« Jean-Christophe Lagarde veut conquérir le centre » – Libération – 14 septembre

« Jean-Christophe Lagarde veut conquérir le centre » – Libération – 14 septembre

Après Guillaume, voici Jean-Christophe le conquérant ! Tout de suite moins guerrier. Dimanche après-midi, au parc de l’île Saint-Germain sur la commune d’Issy-Les-Moulineaux (92), le député-maire de Drancy et candidat à la présidence de l’UDI, Jean-Christophe Lagarde, a tenu son «rassemblement des conquérants» en présence de près de 2 000 personnes, selon les organisateurs. Une manifestation de force réussie où le concurrent d’Hervé Morin, ancien ministre de la Défense de Nicolas Sarkozy, d’Yves Jégo, également ministre éphémère de l’ancien président de la République et de Jean-Christophe Fromantin, député-maire de Neuilly, avait tenu à réunir tous ses soutiens.

A commencer par ceux puisés dans les rangs du Nouveau Centre, la formation créée et présidée par Hervé Morin, le principal adversaire de Jean-Christophe Lagarde dans la course à la tête du rassemblement de centre droit né sous les auspices de Jean-Louis Borloo. Dans la très longue litanie des soutiens qui ont pris la parole pour dire en quoi l’ambitieux député-maire de Drancy serait le meilleur président de l’UDI, le député et président du conseil régional de Côte-d’Or, François Sauvadet, André Santini, député-maire d’Issy-les–Moulineaux, Yves Pozzo di Borgo, le sénateur de Paris, Laurent Lafon, le maire de Vincennes ainsi que des représentants des radicaux valoisien ou de «la gauche moderne», le micro parti de l’ancien socialiste Jean-Marie Bockel et même des conseillers régionaux de «l’Alliance centriste» du député européen Jean Arthuis.

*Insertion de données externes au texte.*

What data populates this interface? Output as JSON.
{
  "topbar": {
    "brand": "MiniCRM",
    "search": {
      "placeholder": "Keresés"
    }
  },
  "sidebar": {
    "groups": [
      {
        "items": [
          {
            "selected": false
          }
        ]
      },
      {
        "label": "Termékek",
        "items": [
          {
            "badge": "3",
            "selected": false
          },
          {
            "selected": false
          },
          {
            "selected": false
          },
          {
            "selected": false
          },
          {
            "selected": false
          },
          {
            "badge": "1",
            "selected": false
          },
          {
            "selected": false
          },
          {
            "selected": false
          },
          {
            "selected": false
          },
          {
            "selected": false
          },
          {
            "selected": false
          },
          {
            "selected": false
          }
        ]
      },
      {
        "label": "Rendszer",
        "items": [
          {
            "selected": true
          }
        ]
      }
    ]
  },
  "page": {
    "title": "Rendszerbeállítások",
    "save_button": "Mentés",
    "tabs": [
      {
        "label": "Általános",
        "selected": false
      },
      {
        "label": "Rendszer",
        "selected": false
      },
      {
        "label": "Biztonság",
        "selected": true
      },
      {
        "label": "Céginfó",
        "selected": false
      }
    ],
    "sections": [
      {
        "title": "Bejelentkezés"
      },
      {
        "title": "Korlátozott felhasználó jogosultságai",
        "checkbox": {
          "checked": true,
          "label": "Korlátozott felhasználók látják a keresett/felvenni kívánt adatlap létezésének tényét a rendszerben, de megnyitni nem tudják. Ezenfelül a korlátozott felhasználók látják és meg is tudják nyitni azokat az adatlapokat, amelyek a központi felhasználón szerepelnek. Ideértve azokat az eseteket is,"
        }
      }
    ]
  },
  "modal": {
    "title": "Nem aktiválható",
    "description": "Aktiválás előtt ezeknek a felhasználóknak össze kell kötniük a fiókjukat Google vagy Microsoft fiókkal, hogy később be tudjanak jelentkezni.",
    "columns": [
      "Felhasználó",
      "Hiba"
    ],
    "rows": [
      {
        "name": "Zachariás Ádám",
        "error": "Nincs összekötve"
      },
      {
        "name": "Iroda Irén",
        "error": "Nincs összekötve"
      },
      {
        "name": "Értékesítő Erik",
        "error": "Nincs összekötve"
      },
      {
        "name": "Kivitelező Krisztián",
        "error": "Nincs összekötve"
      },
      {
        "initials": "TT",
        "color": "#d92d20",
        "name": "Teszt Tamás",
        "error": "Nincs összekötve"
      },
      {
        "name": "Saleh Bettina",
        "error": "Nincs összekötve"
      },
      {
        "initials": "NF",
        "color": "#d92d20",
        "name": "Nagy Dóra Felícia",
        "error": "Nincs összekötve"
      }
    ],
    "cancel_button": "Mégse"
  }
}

Sarkozy ou le retour d’Attila

Histoire de montrer pour Jean-Christophe Lagarde que son vivier électoral traversait toutes les petites étoiles de la galaxie centriste à l’origine du big bang de l’UDI voulue par Jean-Louis Borloo. Même Dominique Paillé, qui n’en est pas à un changement de monture en cours de course, était de cet après-midi champêtre pour dénoncer «le retour d’Attila, de Nicolas Sarkozy qui va une nouvelle fois tout brûler sur son passage». Dans cette bataille interne pour la gouvernance du centre droit, allié naturel à l’UMP comme l’a rappelé Jean-Christophe Lagarde dans son discours, lui revendique l’existence d’une famille centriste «conquérante avec l’ambition de devenir le premier parti de France et le moteur de l’alternance sans être à la remorque du pouvoir. Le centre n’est pas un milieu, pas une synthèse, un entre-deux ou un non choix».

Pas question pour lui d’accepter l’OPA de l’UMP envisagée par Nicolas Sarkozy dans le cadre de son retour sur l’UDI. «Je respecte Nicolas Sarkozy mais n’ayant été ni son affidé, ni son ministre, je me sens donc totalement libre», poursuit Jean-Christophe Lagarde, bien décidé à se faire le hérault de l’indépendance du centre. Pour mieux l’affirmer, il a déjà coché une date sur le calendrier de 2016, celle d’un congrès extraordinaire où la famille centriste se prononcera sur le choix de son candidat pour 2017. A cette date, le président en place de l’UDI sera alors le mieux placé et Jean-Christophe Lagarde ne doute pas qu’il sera pour la deuxième fois l’heureux élu.